Whilst it is situated a fair way out of the city centre, Richmond Park is one of the largest parks in London and promises a natural area full to the brim with botanic gardens, swathes of open fields, and most distinctly, wild deer. Below is everything you need to know about Richmond Park to make the most out of your visit to London this summer.
History of Richmond Park
Based in the London Borough of the same name, Richmond Park was designed by Charles I in the 17th century as a deer park for private hunting. In a bid to escape an outbreak of the plague in the centre of the city, Charles I retreated his court to Richmond Palace and built Richmond Park, or the king’s New Park as it was known then.
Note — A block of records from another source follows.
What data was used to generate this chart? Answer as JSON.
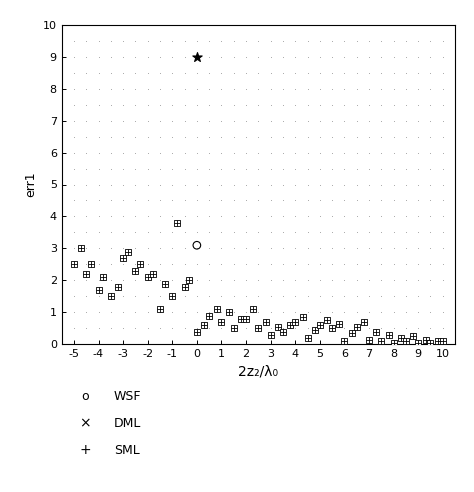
{
  "title": "",
  "xlabel": "2z₂/λ₀",
  "ylabel": "err1",
  "xlim": [
    -5.5,
    10.5
  ],
  "ylim": [
    0,
    10
  ],
  "xticks": [
    -5,
    -4,
    -3,
    -2,
    -1,
    0,
    1,
    2,
    3,
    4,
    5,
    6,
    7,
    8,
    9,
    10
  ],
  "yticks": [
    0,
    1,
    2,
    3,
    4,
    5,
    6,
    7,
    8,
    9,
    10
  ],
  "wsf_x": [
    0
  ],
  "wsf_y": [
    3.1
  ],
  "dml_x": [
    0
  ],
  "dml_y": [
    9.0
  ],
  "sml_data": {
    "x": [
      -5.0,
      -4.7,
      -4.5,
      -4.3,
      -4.0,
      -3.8,
      -3.5,
      -3.2,
      -3.0,
      -2.8,
      -2.5,
      -2.3,
      -2.0,
      -1.8,
      -1.5,
      -1.3,
      -1.0,
      -0.8,
      -0.5,
      -0.3,
      0.0,
      0.3,
      0.5,
      0.8,
      1.0,
      1.3,
      1.5,
      1.8,
      2.0,
      2.3,
      2.5,
      2.8,
      3.0,
      3.3,
      3.5,
      3.8,
      4.0,
      4.3,
      4.5,
      4.8,
      5.0,
      5.3,
      5.5,
      5.8,
      6.0,
      6.3,
      6.5,
      6.8,
      7.0,
      7.3,
      7.5,
      7.8,
      8.0,
      8.3,
      8.5,
      8.8,
      9.0,
      9.3,
      9.5,
      9.8,
      10.0
    ],
    "y": [
      2.5,
      3.0,
      2.2,
      2.5,
      1.7,
      2.1,
      1.5,
      1.8,
      2.7,
      2.9,
      2.3,
      2.5,
      2.1,
      2.2,
      1.1,
      1.9,
      1.5,
      3.8,
      1.8,
      2.0,
      0.4,
      0.6,
      0.9,
      1.1,
      0.7,
      1.0,
      0.5,
      0.8,
      0.8,
      1.1,
      0.5,
      0.7,
      0.3,
      0.55,
      0.4,
      0.6,
      0.7,
      0.85,
      0.2,
      0.45,
      0.6,
      0.75,
      0.5,
      0.65,
      0.1,
      0.35,
      0.55,
      0.7,
      0.15,
      0.4,
      0.1,
      0.3,
      0.05,
      0.2,
      0.1,
      0.25,
      0.05,
      0.15,
      0.05,
      0.1,
      0.1
    ]
  },
  "background_color": "#ffffff",
  "dot_color": "#999999",
  "marker_color": "#000000",
  "legend_items": [
    "WSF",
    "DML",
    "SML"
  ],
  "figsize": [
    4.74,
    4.92
  ],
  "dpi": 100
}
Introducing red and fallow deer to the park, the area became a hunting ground and private gardens for the monarchy. Since then, a whole host of alterations have been built into the 2000 acre space and since the reign of Edward VII’s reign, it has been fully open to the public.
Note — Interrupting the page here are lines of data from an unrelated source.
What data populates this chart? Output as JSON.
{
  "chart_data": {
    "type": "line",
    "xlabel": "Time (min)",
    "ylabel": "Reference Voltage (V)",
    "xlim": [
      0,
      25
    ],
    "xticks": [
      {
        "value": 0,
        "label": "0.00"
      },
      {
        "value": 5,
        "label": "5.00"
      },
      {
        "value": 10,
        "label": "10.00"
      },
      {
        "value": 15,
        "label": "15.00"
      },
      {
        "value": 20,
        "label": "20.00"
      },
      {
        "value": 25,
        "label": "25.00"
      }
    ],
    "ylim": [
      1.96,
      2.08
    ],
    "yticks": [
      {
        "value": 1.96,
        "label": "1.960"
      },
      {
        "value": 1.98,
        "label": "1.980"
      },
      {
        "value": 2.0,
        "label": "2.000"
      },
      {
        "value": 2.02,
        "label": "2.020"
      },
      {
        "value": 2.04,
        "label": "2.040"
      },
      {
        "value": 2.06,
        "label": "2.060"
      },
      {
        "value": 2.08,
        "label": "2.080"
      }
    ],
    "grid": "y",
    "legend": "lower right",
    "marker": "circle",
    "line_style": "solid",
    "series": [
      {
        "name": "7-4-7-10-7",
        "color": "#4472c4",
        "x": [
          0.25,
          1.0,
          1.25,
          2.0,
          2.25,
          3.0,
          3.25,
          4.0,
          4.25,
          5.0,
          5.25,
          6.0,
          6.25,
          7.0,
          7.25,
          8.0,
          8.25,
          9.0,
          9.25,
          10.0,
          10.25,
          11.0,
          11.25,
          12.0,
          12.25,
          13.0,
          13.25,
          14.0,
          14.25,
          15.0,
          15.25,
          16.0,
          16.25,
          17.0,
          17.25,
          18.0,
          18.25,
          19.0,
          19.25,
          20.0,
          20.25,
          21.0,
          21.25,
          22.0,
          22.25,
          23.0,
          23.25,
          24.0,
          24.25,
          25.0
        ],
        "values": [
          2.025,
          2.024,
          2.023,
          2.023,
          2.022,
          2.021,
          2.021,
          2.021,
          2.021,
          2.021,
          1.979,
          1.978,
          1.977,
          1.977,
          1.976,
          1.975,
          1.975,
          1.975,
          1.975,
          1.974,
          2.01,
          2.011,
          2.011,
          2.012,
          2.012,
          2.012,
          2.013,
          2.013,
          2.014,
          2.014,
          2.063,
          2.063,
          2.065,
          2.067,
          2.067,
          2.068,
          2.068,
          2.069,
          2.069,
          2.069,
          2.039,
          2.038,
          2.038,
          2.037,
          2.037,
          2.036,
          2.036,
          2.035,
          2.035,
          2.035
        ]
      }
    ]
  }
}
The Isabella Plantation was introduced to the park in the early 19th century, when Lord Sidmouth, the parks ranger fenced off an area of the park to keep out deer.
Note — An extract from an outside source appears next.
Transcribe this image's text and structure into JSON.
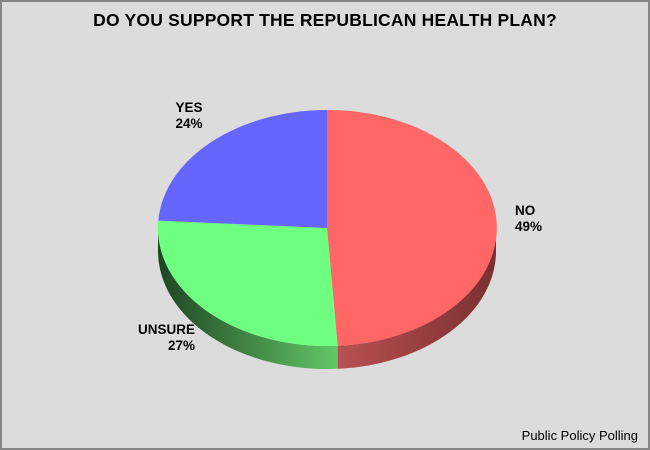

Since then, the boggy closed off space has been used to cultivate a wide range of plant species, including a whole host of rhododendron bushes. This closed off area of the park is open to the public throughout the day and offers up an intimate garden for the public to enjoy.
King Henry’s Mound
Offering up a stunning view of the city of London, King Henry’s Mound is a large hill dating back to the Neolithic period. Legend has it that King Henry’s Mound was used as a vantage point during the execution of Anne Boleyn. Hey ex-husband and famous Tudor King used the mound to watch for a sign that the deed was done, thus allowing him to marry his third wife Jane Seymour.
Wildlife of Richmond Park
Richmond acts as a refuge for a whole host of wild animals. Alongside around 200 deer, the park hosts snakes, rabbits, frogs, toads and many other wild British animals, making it an important wildlife enclave in the much urbanised West London area. With charities and trusts aiding to upkeep the park, the protected area has become a London nature lovers dream.
Getting to Richmond Park
If you’re travelling to Richmond Park from the Park Grand London Heathrow Hotel, Richmond Park is incredibly easy to reach via train from Hounslow to Richmond Station, taking just 15 minutes. If you are travelling to Richmond Park from the centre of the city, then take the district line from Embankment Station to Richmond, all in all about a half hour trip.